My husband Tim was a cat person. A logical, to-the-point engineer by day, he could and did turn into mush where felines were concerned.
He made a point of visiting his old cat while she was convalescing at the veterinarian. When Cricket and Kilah, our first cats, were kittens, he carefully guided them down the worn wooden steps because they were frightened by the wide spaces in between. Later, he filled those spaces in, first with bubble wrapping and then with pieces of drywall.
He even did different voices for them and for the strays who later joined the household. And for years after he died, I half-expected them to talk back to me in those voices.
He didn’t dislike dogs, Tim always said. He just preferred cats.
One of my favorite movies scenes is from The Wrong Box (1966). Peter Cook’s dastardly Morris has gone to get a death certificate from Peter Sellers’s alcoholic Dr. Pratt. The flat is littered with every kind of cat imaginable. “I will have one of my, uh, staff collect it from the place of its origin,” the bleary-eyed physician tells the younger man, and the camera cuts to a haughty-looking Persian lying on a shelf.
Crazy Cat Men
Now it seems that women don’t have a corner on the cat market anymore. There’s a male counterpart — a modern-day Dr. Pratt, if you will — and he’s called the Crazy Cat Man.
“I’ve known men who profess to dislike cats,” says Tom Cox, “but a surprising amount of the same men, if pushed, will admit that they at least ‘don’t mind’ them; the dislike is a masculine façade, like a workbench you keep clearly visible in your shed, but don’t intend to use.”

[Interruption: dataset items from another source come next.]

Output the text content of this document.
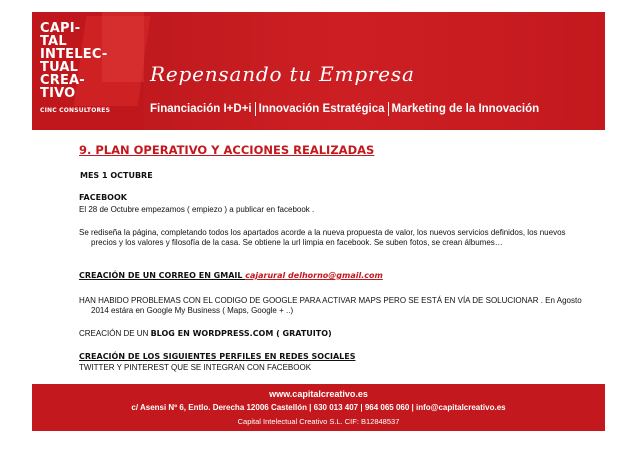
CAPI-
TAL
INTELEC-
TUAL
CREA-
TIVO

CINC CONSULTORES
Repensando tu Empresa
Financiación I+D+i Innovación Estratégica Marketing de la Innovación
9. PLAN OPERATIVO Y ACCIONES REALIZADAS

MES 1 OCTUBRE

FACEBOOK

El 28 de Octubre empezamos ( empiezo ) a publicar en facebook .

Se rediseña la página, completando todos los apartados acorde a la nueva propuesta de valor, los nuevos servicios definidos, los nuevos precios y los valores y filosofía de la casa. Se obtiene la url limpia en facebook. Se suben fotos, se crean álbumes…

CREACIÓN DE UN CORREO EN GMAIL cajarural delhorno@gmail.com

HAN HABIDO PROBLEMAS CON EL CODIGO DE GOOGLE PARA ACTIVAR MAPS PERO SE ESTÁ EN VÍA DE SOLUCIONAR . En Agosto 2014 estára en Google My Business ( Maps, Google + ..)

CREACIÓN DE UN BLOG EN WORDPRESS.COM ( GRATUITO)

CREACIÓN DE LOS SIGUIENTES PERFILES EN REDES SOCIALES

TWITTER Y PINTEREST QUE SE INTEGRAN CON FACEBOOK

www.capitalcreativo.es
c/ Asensi Nº 6, Entlo. Derecha 12006 Castellón | 630 013 407 | 964 065 060 | info@capitalcreativo.es
Capital Intelectual Creativo S.L. CIF: B12848537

Cox has written about his life among felines in the books Under the Paw and Talk to the Tail. “I’d joked frequently about the slippery slope of cat ownership,” he says. “But I’d never really thought of myself as having the potential to be a Crazy Cat Man, or anything close, or even that owning cats was ‘my thing’ any more than a handful of my other main passions were ‘my thing.’”
After separating from his wife, Cox found that many women saw him as being more sensitive (i.e., “solid boyfriend material”) because he had cats. However, quite a few women also were suspicious of “a man living alone with that many sets of paws.” Why 4 cats? What were they a substitute for? He couldn’t really deal with other people, could he?
In other words, crazy cat men have it as rough as crazy cat ladies.
Noteworthy Cat Guys
The famous men who have loved cats far outnumber those who have hated them (Hitler, Mussolini, Napoleon, and Genghis Khan are in the latter category).
These famous men all loved cats:
- Abraham Lincoln
- Walt Whitman
- Charles Dickens
- Louis Pasteur
- Theodore Roosevelt
- Albert Schweitzer
- Thomas Hardy
- T.S. Eliot
- Winston Churchill
- E.E. Cummings
- Steve McQueen
- John Lennon
- Sean Connery
- James Mason
- Cleveland Amory
- Frank Zappa
Watch this self-professed “Cat Man” play around with his feline friends:
Celebrating the Male–Feline Bond
In 2009, photographer David Williams began a project called “Men & Cats.” He took shots of his buddies hanging out with their pets in their apartments, walking them on leashes in Brooklyn or just cuddling their cats in the great outdoors. In doing so, he managed to show that liking cats wasn’t just a gal thing.
“I found the way society genderizes animal ownership very compelling,” Williams says. “As a portrait photographer, I was interested in capturing the relationships of my male friends and their feline friends.”
Yes, on the whole, men are more willing now to fess up to what writer Brian Levinson calls “the love that dare not meow its name.” There’s even a website, menandcats.com, where guys can submit stories and photos about their cats and themselves.
Perhaps the truth is simply this: It’s just not as easy to pigeonhole cats and the people who love them as we’ve thought.
“They’re an enigma, cats,” reflects Ian Anderson of Jethro Tull. “They contain so many epitomes of maleness and femaleness all wrapped up into one furry bundle.”